DISLOCATION OF THE SHOULDER
This is the commonest joint in the human body to dislocate. It occurs more commonly in adults, and is rare in children. Anterior dislocation is far more common than posterior dislocation.
Shoulder instability: This is a broad term used for shoulder problems, where head of the humerus is not stable in the glenoid. In the former, the patient may present with just pain within the shoulder, more on using the shoulder. Pain occurs due to stretching of the capsule, as the head ‘moves out’ in some direction without actually dislocating.
The instability may be in one direction (unidirectional) or more (bidirectional). It may be in multiple directions – anterior, inferior, posterior, where it is called multi-directional instability (MDI).
MECHANISM: A fall on an out-stretched hand with the shoulder abducted and externally rotated, is the common mechanism of injury. Occasionally, it results from an immediate force pushing the humerus head out of the glenoid fossa . A posterior dislocation may result from a direct blow on the front of the shoulder, driving the head backwards.
PATHOANATOMY: Classification: Dislocations of the shoulder may be of the following types:
Anterior dislocation: In this injury, the head of the humerus comes out of the glenoid cavity and lies anteriorly. It may be further classified into three subtypes depending on the position of the dislocated head.
• Preglenoid: the top lies ahead of the glenoid.
• Subcoracoid: the top lies below the coracoid process. Most common type of dislocation.
• Subclavicular: The head lies below the clavicle.
Posterior dislocation: during this injury, the top of the humerus involves lie posteriorly, behind the glenoid.
• Luxatio erecta (inferior dislocation): this is often a rare type, where the top involves dwell the subglenoid position.

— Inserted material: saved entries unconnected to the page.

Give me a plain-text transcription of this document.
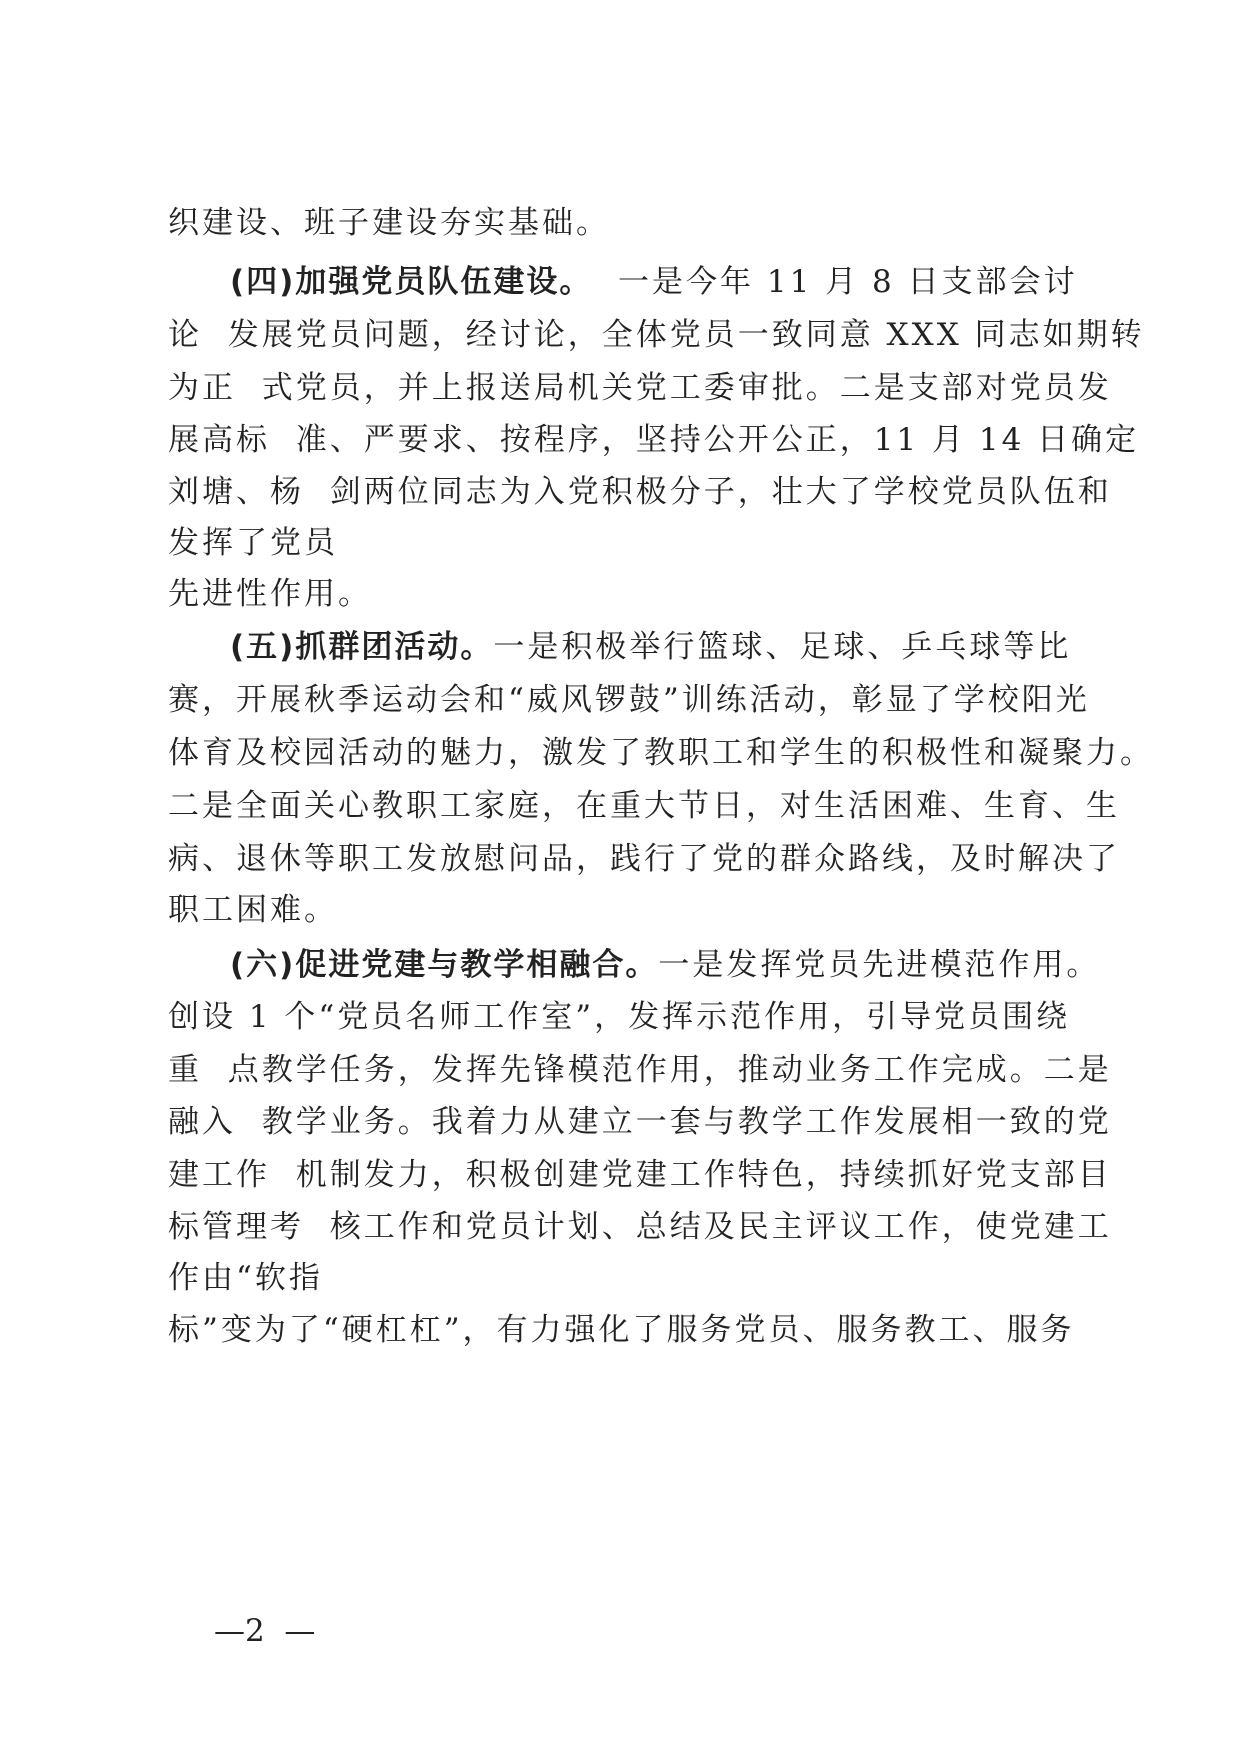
织建设、班子建设夯实基础。
(四)加强党员队伍建设。  一是今年 11 月 8 日支部会讨
论  发展党员问题，经讨论，全体党员一致同意 XXX 同志如期转
为正  式党员，并上报送局机关党工委审批。二是支部对党员发
展高标  准、严要求、按程序，坚持公开公正，11 月 14 日确定
刘塘、杨  剑两位同志为入党积极分子，壮大了学校党员队伍和
发挥了党员
先进性作用。
(五)抓群团活动。一是积极举行篮球、足球、乒乓球等比
赛，开展秋季运动会和“威风锣鼓”训练活动，彰显了学校阳光
体育及校园活动的魅力，激发了教职工和学生的积极性和凝聚力。
二是全面关心教职工家庭，在重大节日，对生活困难、生育、生
病、退休等职工发放慰问品，践行了党的群众路线，及时解决了
职工困难。
(六)促进党建与教学相融合。一是发挥党员先进模范作用。
创设 1 个“党员名师工作室”，发挥示范作用，引导党员围绕
重  点教学任务，发挥先锋模范作用，推动业务工作完成。二是
融入  教学业务。我着力从建立一套与教学工作发展相一致的党
建工作  机制发力，积极创建党建工作特色，持续抓好党支部目
标管理考  核工作和党员计划、总结及民主评议工作，使党建工
作由“软指
标”变为了“硬杠杠”，有力强化了服务党员、服务教工、服务
—2  —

Pathological changes: The following pathological changes occur in the commoner, anterior dislocation.
Bankart’s lesion: Dislocation causes stripping of the glenoidal labrum along with the periosteum from the antero-inferior surface of the glenoid and scapular neck. The head thus involves dwell front of the scapular neck, within the pouch thereby created. In severe injuries, it may be avulsion of a piece of bone from antero-inferior glenoid rim, called bony Bankart lesion.
Hill-Sachs lesion: This is a depression on the humeral head in its postero-lateral quadrant, caused by impingement by the anterior edge of the glenoid on the head as it dislocates. Rounding off of the anterior glenoid rim occurs in chronic cases because the head dislocates repeatedly over it. There may be associated injuries: like fracture of greater tuberosity, rotator-cuff tear, chondral damage etc.
Essentials of Diagnosis:
• Anterior dislocation is most common, then posterior (50:1)
• Anterior dislocation occurs with the arm abducted and externally rotated; posterior, with the arm flexed and internally rotated.
• Posterior dislocation is less painful than anterior. On physical exam, anterior dislocation produces “fullness” anteriorly and inferiorly; posterior dislocation produces fullness in back, and the coracoid is more prominent.
• Obtain orthogonal radiographic views (very important, especially with posterior dislocations, to avoid missing the diagnosis); scapular “Y” view, axillary view, and AP and “West Point” views permit visualization of occult fractures.
- Fracture-dislocation of the humerus.
- Multidirectional instability.
COMPLICATIONS: Complications are often divided into early and late.
Early complications: Injury to the axillary nerve may occur resulting in paralysis of the deltoid muscle, with a small area of anaesthesia over the lateral aspect of the shoulder. The diagnosis is confirmed by asking the patient to try to abduct the shoulder. Though shoulder abduction may not be possible because of pain, one can feel the absence of contraction of the deltoid. Treatment is conservative, and the prognosis is good.
Late complications: The shoulder is the commonest joint to undergo recurrent dislocation. This results from the following causes: (i) anatomically unstable joint e.g., in Marfan’s syndrome;
(ii) inadequate healing after the first dislocation, or (iii) an epileptic patient.
Closed reduction is indicated, with appropriate sedation and analgesia; gentle traction in line with the arm, using some internal and external rotation with appropriate countertraction, generally reduces the dislocation.
Bankart’s operation: The glenoid labrum and capsule are re-attached to the front of the glenoid rim. This is a technically demanding procedure, but has become simpler with the use of special fixation devices called anchors.
Putti-Platt operation: Double-breasting of the subscapularis tendon is performed in order to prevent external rotation and abduction, thereby preventing recurrences.
Immobilization for a short period (1–2 wk) to resolve pain for patients >50 y and for 3–4 wk for younger patients is indicated; the correct length of immobilization and position of immobilization have not been determined. Recurrent dislocation can be treated arthroscopically in many cases.